僕のその反応に、擦っていた手を引っ込めるソフィーリアさん。
それを見て漸く僕のお尻をつねっていた手を離すアリアさん。でも顔は無表情のままだ。
何とも言えない重い空気が流れる。この重い空気を打破してくれたのはソフィーリアさんだった。
「ほ、本当ミシェル君の傷が大した事が無くてホッとしました。これからも気を付けて下さいね。お二人共。お疲れ様でした。」
「あ、ありがとうございます。これからも頑張りますね。じゃあまた。」
ソフィーリアさんは何かを感じたのか苦笑いしていた。
報告を終え討伐受付を後にした僕はというと、アリアさんに向かって
「いきなり痛いじゃないですか!」
「何が?」
「何が?って僕のお尻をつねる事ないじゃないですか!」
「だから?何?」
「だからってええッ!?兎に角謝って下さいよ!僕、何もしてないじゃないですか!?」
「嫌よ!絶対に嫌!」
「そんなぁ~理不尽だぁ~!!」
何故だか分からないけれど、アリアさんの怒りはまだ治まりそうもなかった。
僕は半ば諦めて換金窓口へと報酬を受け取りに行った。
「ゴブリン3体の討伐に追加討伐2体で全部で銀貨3枚と小銀貨6枚の報酬になります。では、こちらに受け取りの署名をお願いします。」
僕は受け取りの署名をし、報酬を受け取った。
「アリアさん!報酬貰いましたよ。」
「あっそう。」
アリアさんは不機嫌なままだ。どうしようかな。このままだと、ギルドマスターにメンバーのお願いをしようにもアリアさんは手伝ってくれそうにもない。
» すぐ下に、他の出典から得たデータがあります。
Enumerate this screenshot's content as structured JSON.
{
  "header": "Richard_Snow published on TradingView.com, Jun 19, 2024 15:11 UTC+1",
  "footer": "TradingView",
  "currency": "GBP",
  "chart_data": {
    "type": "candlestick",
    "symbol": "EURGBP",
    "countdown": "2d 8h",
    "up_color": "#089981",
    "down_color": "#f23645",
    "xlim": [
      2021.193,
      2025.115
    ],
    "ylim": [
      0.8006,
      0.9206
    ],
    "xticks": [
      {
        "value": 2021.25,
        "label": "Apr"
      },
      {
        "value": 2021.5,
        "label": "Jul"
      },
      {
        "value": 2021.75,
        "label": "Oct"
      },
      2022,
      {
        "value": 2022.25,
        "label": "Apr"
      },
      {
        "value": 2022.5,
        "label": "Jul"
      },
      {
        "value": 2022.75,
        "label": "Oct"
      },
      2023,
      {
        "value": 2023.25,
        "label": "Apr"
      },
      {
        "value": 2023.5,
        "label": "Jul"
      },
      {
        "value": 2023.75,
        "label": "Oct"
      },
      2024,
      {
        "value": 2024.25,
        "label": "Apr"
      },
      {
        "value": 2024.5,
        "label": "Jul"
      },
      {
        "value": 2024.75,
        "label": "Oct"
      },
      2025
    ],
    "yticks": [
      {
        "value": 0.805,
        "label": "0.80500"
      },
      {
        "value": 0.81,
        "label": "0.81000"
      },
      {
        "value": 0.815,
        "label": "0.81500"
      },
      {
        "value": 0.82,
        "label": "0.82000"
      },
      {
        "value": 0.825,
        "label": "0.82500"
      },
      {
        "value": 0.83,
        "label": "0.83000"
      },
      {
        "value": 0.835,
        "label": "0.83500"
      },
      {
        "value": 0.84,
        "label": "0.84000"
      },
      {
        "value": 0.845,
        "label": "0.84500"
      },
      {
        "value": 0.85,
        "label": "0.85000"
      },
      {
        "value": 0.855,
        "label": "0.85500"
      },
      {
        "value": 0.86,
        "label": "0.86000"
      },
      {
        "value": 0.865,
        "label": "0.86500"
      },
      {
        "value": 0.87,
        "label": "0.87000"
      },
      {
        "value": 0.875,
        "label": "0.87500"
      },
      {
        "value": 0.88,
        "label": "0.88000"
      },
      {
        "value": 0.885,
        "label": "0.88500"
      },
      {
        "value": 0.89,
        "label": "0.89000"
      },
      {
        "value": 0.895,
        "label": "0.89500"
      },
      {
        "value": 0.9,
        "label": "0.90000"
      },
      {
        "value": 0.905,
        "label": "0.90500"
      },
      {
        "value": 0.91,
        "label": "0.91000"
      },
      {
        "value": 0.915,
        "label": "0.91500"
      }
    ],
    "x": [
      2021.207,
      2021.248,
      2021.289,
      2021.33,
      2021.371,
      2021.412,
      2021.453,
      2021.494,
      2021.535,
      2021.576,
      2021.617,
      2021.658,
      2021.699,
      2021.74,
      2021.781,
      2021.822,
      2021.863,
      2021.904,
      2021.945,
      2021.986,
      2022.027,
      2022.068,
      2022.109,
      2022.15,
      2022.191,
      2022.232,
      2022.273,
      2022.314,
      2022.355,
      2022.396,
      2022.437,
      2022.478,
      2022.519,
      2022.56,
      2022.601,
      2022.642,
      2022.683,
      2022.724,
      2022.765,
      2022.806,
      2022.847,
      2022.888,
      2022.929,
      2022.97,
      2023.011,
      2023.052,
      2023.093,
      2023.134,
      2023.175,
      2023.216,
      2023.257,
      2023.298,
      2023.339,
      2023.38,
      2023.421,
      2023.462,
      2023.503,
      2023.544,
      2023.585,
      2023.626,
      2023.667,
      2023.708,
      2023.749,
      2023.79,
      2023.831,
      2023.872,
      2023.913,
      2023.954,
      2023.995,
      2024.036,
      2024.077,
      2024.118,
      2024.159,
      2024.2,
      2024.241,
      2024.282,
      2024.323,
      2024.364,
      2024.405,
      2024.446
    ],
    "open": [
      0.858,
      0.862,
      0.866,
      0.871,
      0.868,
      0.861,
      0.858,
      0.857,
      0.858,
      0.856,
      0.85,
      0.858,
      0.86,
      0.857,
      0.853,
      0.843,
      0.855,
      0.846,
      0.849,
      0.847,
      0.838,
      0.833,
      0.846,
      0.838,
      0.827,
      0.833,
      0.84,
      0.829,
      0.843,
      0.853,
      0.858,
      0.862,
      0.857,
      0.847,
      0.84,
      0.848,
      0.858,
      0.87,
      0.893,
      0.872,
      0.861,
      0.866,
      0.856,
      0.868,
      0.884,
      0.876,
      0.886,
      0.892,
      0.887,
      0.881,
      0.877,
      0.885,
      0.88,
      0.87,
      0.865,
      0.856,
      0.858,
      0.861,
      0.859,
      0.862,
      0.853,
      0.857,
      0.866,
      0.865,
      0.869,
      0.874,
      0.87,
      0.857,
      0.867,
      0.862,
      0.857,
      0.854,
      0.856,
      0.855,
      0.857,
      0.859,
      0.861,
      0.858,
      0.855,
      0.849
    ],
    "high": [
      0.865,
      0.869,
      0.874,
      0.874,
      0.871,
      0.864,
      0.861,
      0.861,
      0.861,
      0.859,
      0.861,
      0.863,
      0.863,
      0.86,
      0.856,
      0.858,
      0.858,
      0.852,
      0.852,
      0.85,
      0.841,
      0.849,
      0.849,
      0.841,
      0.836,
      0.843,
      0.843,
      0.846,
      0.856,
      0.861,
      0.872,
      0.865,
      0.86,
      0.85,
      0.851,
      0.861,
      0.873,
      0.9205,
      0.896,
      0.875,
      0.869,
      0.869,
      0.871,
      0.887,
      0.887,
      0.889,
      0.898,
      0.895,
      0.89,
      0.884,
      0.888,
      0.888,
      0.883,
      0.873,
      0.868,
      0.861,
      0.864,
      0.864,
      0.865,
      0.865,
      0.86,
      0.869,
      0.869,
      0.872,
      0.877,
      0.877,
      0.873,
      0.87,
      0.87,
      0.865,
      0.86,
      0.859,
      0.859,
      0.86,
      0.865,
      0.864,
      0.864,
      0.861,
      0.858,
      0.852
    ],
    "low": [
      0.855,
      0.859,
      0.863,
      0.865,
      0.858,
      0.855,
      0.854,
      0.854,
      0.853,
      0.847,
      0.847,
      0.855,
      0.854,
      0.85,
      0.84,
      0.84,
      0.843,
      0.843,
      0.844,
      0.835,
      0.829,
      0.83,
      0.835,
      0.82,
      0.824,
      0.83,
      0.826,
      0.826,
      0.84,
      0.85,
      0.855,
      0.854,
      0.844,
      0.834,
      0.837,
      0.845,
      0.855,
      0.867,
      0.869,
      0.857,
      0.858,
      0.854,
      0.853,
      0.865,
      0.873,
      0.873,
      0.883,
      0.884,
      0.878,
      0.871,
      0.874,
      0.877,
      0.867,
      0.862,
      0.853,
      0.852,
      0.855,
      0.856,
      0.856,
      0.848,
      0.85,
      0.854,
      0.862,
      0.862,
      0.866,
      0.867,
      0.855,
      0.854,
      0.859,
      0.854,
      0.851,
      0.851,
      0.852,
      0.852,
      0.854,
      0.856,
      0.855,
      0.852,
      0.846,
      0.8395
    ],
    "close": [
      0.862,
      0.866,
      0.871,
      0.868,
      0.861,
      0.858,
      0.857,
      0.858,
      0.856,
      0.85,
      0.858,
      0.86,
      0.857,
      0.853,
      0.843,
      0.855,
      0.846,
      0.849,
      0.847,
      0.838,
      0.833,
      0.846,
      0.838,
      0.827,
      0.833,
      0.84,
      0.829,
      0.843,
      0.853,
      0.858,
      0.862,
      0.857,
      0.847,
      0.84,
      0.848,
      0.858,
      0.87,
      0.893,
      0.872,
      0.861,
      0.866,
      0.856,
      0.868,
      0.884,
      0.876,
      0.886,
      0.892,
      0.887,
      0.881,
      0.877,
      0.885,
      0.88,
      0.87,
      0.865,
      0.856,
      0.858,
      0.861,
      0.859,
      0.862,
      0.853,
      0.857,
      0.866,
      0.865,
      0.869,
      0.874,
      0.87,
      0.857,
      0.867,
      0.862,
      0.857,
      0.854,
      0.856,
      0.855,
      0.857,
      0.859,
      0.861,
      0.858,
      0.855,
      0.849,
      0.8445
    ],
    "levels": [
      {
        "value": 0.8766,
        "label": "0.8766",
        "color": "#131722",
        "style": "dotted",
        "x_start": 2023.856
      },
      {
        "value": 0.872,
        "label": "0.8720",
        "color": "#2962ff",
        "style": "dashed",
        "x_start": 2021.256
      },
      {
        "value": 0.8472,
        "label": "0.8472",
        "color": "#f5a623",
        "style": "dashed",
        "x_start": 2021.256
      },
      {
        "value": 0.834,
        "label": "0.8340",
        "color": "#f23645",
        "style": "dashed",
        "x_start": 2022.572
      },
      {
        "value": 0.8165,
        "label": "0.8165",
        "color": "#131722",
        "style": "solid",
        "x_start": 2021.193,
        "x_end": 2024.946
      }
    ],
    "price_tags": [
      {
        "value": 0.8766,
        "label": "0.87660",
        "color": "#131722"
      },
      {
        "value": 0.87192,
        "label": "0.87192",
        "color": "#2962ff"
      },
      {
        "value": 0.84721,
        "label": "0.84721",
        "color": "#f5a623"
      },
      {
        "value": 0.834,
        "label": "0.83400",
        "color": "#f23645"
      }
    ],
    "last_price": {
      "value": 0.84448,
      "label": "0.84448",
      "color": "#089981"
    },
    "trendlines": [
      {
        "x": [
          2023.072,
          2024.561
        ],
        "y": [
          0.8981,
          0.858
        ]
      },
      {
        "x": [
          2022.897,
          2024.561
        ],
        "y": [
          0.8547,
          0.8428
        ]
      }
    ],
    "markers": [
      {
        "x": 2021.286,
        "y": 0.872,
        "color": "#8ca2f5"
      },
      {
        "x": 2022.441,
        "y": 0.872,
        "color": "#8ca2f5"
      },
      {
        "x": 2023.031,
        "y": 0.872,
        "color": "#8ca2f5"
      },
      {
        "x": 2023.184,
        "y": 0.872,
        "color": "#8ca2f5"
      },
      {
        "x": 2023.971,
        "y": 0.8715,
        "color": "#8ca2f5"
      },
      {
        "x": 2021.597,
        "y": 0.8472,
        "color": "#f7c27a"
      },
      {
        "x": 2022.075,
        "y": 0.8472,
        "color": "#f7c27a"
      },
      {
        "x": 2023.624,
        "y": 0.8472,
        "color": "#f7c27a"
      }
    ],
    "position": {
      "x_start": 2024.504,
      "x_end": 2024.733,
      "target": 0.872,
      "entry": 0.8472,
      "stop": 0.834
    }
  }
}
ご飯にでも誘って機嫌直してくれないかな?そう考えた僕はアリアさんに声を掛けた。
「アリアさん!この後、ギルドマスターにメンバーの件をお願いしようと思っているんですけど、それが終わったら一緒に食事にでも行きませんか?」
「食事?ミシェルと一緒に?」
「はい。僕で良ければですけど・・・。」
無表情だったアリアさんの顔が一気に綻んだ。
「行く!もう~ミシェルったら~しょうがないわね~私と!食事に行きたいだなんて。そんなに行きたいなら一緒に行ってあげるわよ。」
「はは・・・宜しくお願いします。」
はあぁぁ・・・。疲れた・・・。でもアリアさんの機嫌が直って良かった。後はギルドマスターの所へと行こう。僕は機嫌が直ったアリアさんと一緒にギルドマスターがいる2階の部屋へと足を運んだ。